🗣 Audience: Anyone that works on a platform team implementing data mesh patterns
dbt Cloud is changing every day to add functionality to enable data teams to better deliver value to the enterprise. One of our biggest releases in the past year has been the addition of features supporting a data mesh architecture (what we call the dbt Mesh). We see many customers come to us hoping to implement patterns that come from this architecture, but it commonly means a lot of setup (i.e. “clickops”) within our application to get going. This is because successful mesh implementations usually rely upon a “platform” team or architect that sets standards that each team should adhere to within their dbt project. In practice, this means you need to setup at least 3 jobs in dbt Cloud for each project (deploy, CI, merge), which can mean a lot of clicking to create something that is pretty identical for each project. So, our solution to this could include the use of an IaC (infrastructure-as-code) tool.
This page will walk you through setup to enable the creation of a repository that stores your dbt Cloud configurations as code and makes it easy to deploy new projects to dbt Cloud (and update them in bulk!).
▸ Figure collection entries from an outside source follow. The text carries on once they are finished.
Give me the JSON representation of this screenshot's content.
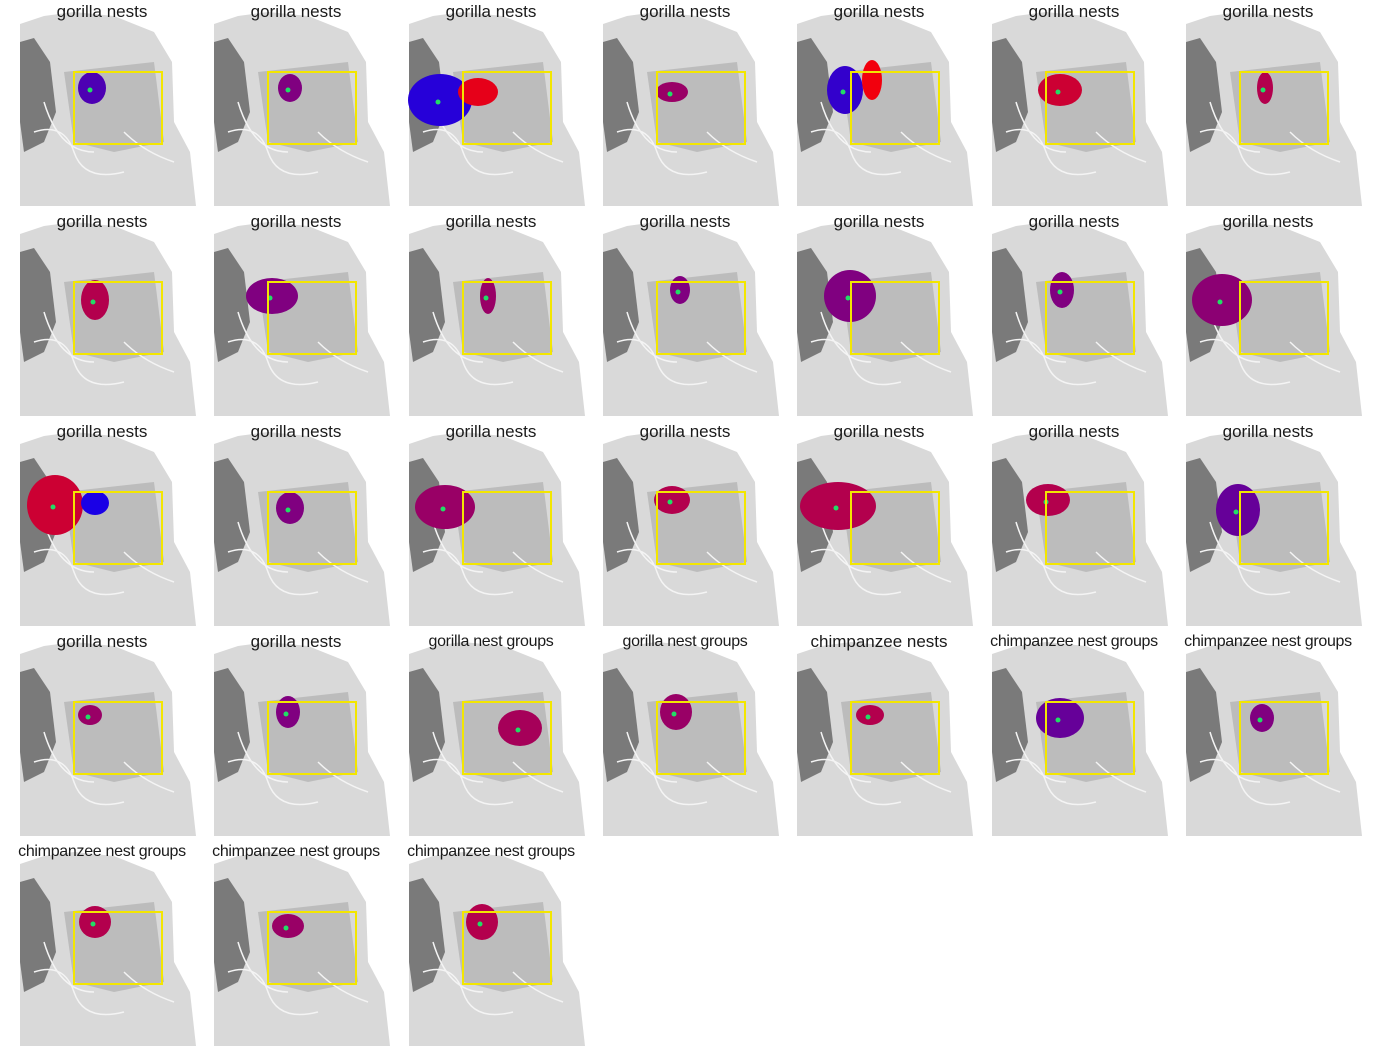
{
  "colors": {
    "study_box": "#f3e600",
    "low": "#0000ff",
    "high": "#ff0000",
    "center_point": "#22dd66",
    "terrain_light": "#f4f4f4",
    "terrain_dark": "#5a5a5a"
  },
  "panels": [
    {
      "title": "gorilla nests"
    },
    {
      "title": "gorilla nests"
    },
    {
      "title": "gorilla nests"
    },
    {
      "title": "gorilla nests"
    },
    {
      "title": "gorilla nests"
    },
    {
      "title": "gorilla nests"
    },
    {
      "title": "gorilla nests"
    },
    {
      "title": "gorilla nests"
    },
    {
      "title": "gorilla nests"
    },
    {
      "title": "gorilla nests"
    },
    {
      "title": "gorilla nests"
    },
    {
      "title": "gorilla nests"
    },
    {
      "title": "gorilla nests"
    },
    {
      "title": "gorilla nests"
    },
    {
      "title": "gorilla nests"
    },
    {
      "title": "gorilla nests"
    },
    {
      "title": "gorilla nests"
    },
    {
      "title": "gorilla nests"
    },
    {
      "title": "gorilla nests"
    },
    {
      "title": "gorilla nests"
    },
    {
      "title": "gorilla nests"
    },
    {
      "title": "gorilla nests"
    },
    {
      "title": "gorilla nests"
    },
    {
      "title": "gorilla nest groups"
    },
    {
      "title": "gorilla nest groups"
    },
    {
      "title": "chimpanzee nests"
    },
    {
      "title": "chimpanzee nest groups"
    },
    {
      "title": "chimpanzee nest groups"
    },
    {
      "title": "chimpanzee nest groups"
    },
    {
      "title": "chimpanzee nest groups"
    },
    {
      "title": "chimpanzee nest groups"
    }
  ]
}
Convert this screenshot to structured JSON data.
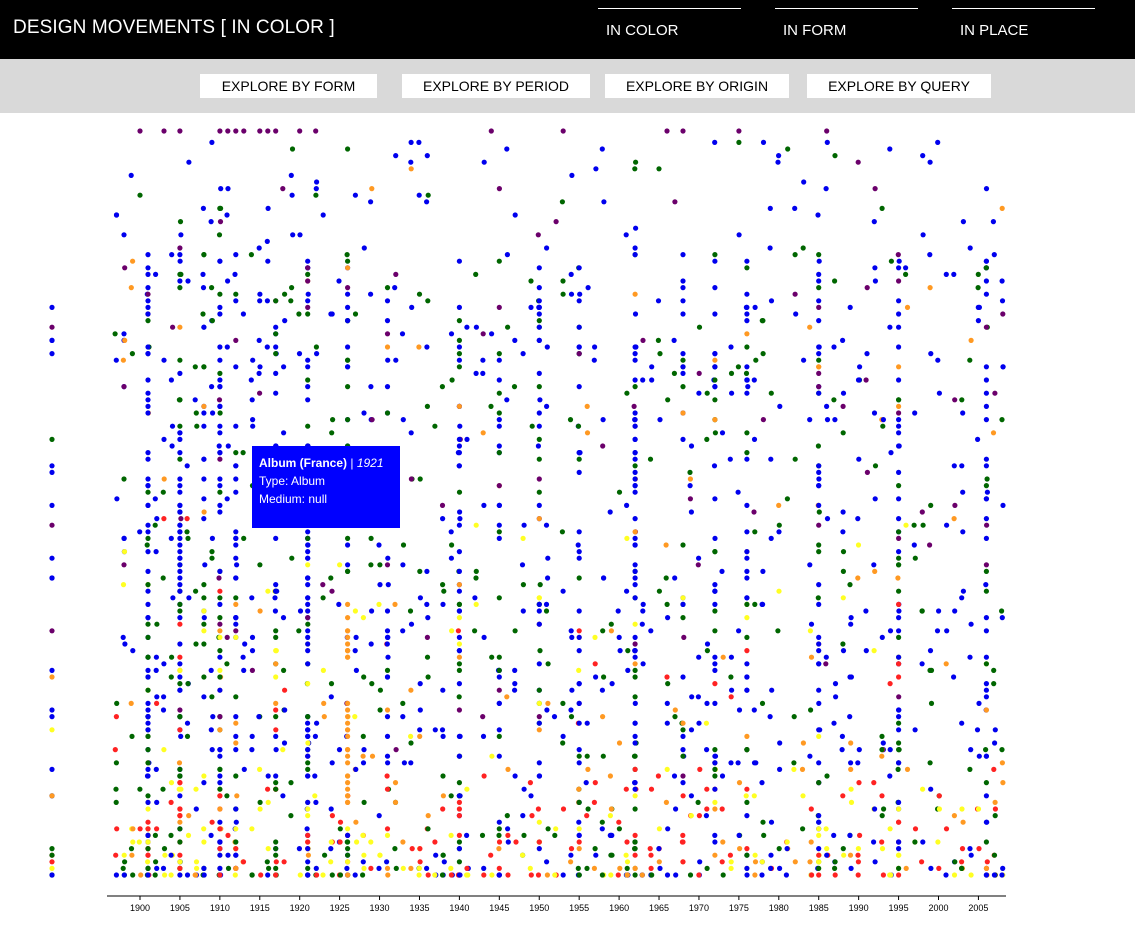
{
  "header": {
    "title_main": "DESIGN MOVEMENTS",
    "title_bracket": "[ IN COLOR ]",
    "tabs": [
      {
        "label": "IN COLOR"
      },
      {
        "label": "IN FORM"
      },
      {
        "label": "IN PLACE"
      }
    ]
  },
  "subnav": {
    "buttons": [
      {
        "label": "EXPLORE BY FORM"
      },
      {
        "label": "EXPLORE BY PERIOD"
      },
      {
        "label": "EXPLORE BY ORIGIN"
      },
      {
        "label": "EXPLORE BY QUERY"
      }
    ]
  },
  "tooltip": {
    "title": "Album (France)",
    "separator": " | ",
    "year": "1921",
    "type_line": "Type: Album",
    "medium_line": "Medium: null",
    "color": "#0000ff"
  },
  "chart_data": {
    "type": "scatter",
    "title": "",
    "xlabel": "",
    "ylabel": "",
    "x_ticks": [
      1900,
      1905,
      1910,
      1915,
      1920,
      1925,
      1930,
      1935,
      1940,
      1945,
      1950,
      1955,
      1960,
      1965,
      1970,
      1975,
      1980,
      1985,
      1990,
      1995,
      2000,
      2005
    ],
    "xlim": [
      1896,
      2009
    ],
    "grid": false,
    "legend": "none",
    "color_names": [
      "purple",
      "blue",
      "green",
      "orange",
      "yellow",
      "red"
    ],
    "colors": {
      "purple": "#6b006b",
      "blue": "#0000ee",
      "green": "#006600",
      "orange": "#ff9922",
      "yellow": "#ffff22",
      "red": "#ff2222"
    },
    "columns": [
      {
        "year": 1898,
        "count": 6
      },
      {
        "year": 1901,
        "count": 90
      },
      {
        "year": 1905,
        "count": 85
      },
      {
        "year": 1908,
        "count": 28
      },
      {
        "year": 1910,
        "count": 70
      },
      {
        "year": 1912,
        "count": 45
      },
      {
        "year": 1917,
        "count": 40
      },
      {
        "year": 1921,
        "count": 88
      },
      {
        "year": 1926,
        "count": 75
      },
      {
        "year": 1931,
        "count": 22
      },
      {
        "year": 1940,
        "count": 55
      },
      {
        "year": 1945,
        "count": 35
      },
      {
        "year": 1950,
        "count": 45
      },
      {
        "year": 1955,
        "count": 40
      },
      {
        "year": 1962,
        "count": 65
      },
      {
        "year": 1968,
        "count": 30
      },
      {
        "year": 1972,
        "count": 45
      },
      {
        "year": 1976,
        "count": 48
      },
      {
        "year": 1985,
        "count": 52
      },
      {
        "year": 1995,
        "count": 58
      },
      {
        "year": 2006,
        "count": 40
      }
    ]
  }
}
I recommend taking the time to set up your first project in the dbt Cloud UI (and working with a dbt Labs Resident Architect to help!) to set the initial frame for the configurations other projects should inherit. This unblocks you from needing to figure out Terraform before being able to get value out of dbt Cloud, and will actually help us save time as we can download these initial configurations from dbt Cloud into pre-built terraform resources via the dbtcloud-terraforming package. We won’t get into the details of this initial setup, that’s a topic for another tutorial, but you should create the project, global connections, environments, and jobs to start.
Terraform takes a terraform.tfvars
file for your credentials etc. We can use environment variables to pass values here (such that we can automate the deployment process) using the pattern TF_VAR_variable_name
. See docs. For this project, we’ll define values for our dbt Cloud account ID, access token, and host url.
TF_VAR_dbt_account_id
TF_VAR_dbt_token
TF_VAR_dbt_host_url
To use, go ahead and copy this template repository to your organization and start up a codespace on this repo. Review the Dockerfile and devcontainer configuration if you wish, but this will set up a development environment that pulls down your current dbt Cloud resource configurations into a few files. From here, you can push these files to a feature branch and open your first pull request on this repository.
Upon merge, a deployment action will run that updates the infrastructure and stores the state in a Github artifact.
Disclaimer: This template repo gives you some tools to manage Terraform state from entirely within Github, this likely isn't a best practice for your organization as you should probably use an external tool to do this like Terraform Cloud or an external storage bucket. In this implementation, we make use of Github Artifacts which are usually limited to 90 days of storage if they go untouched. To emulate state locking in other solutions, we prevent concurrent builds from ocurring via a configuration in the deployment action, but this probably isn't as full featured as another solution.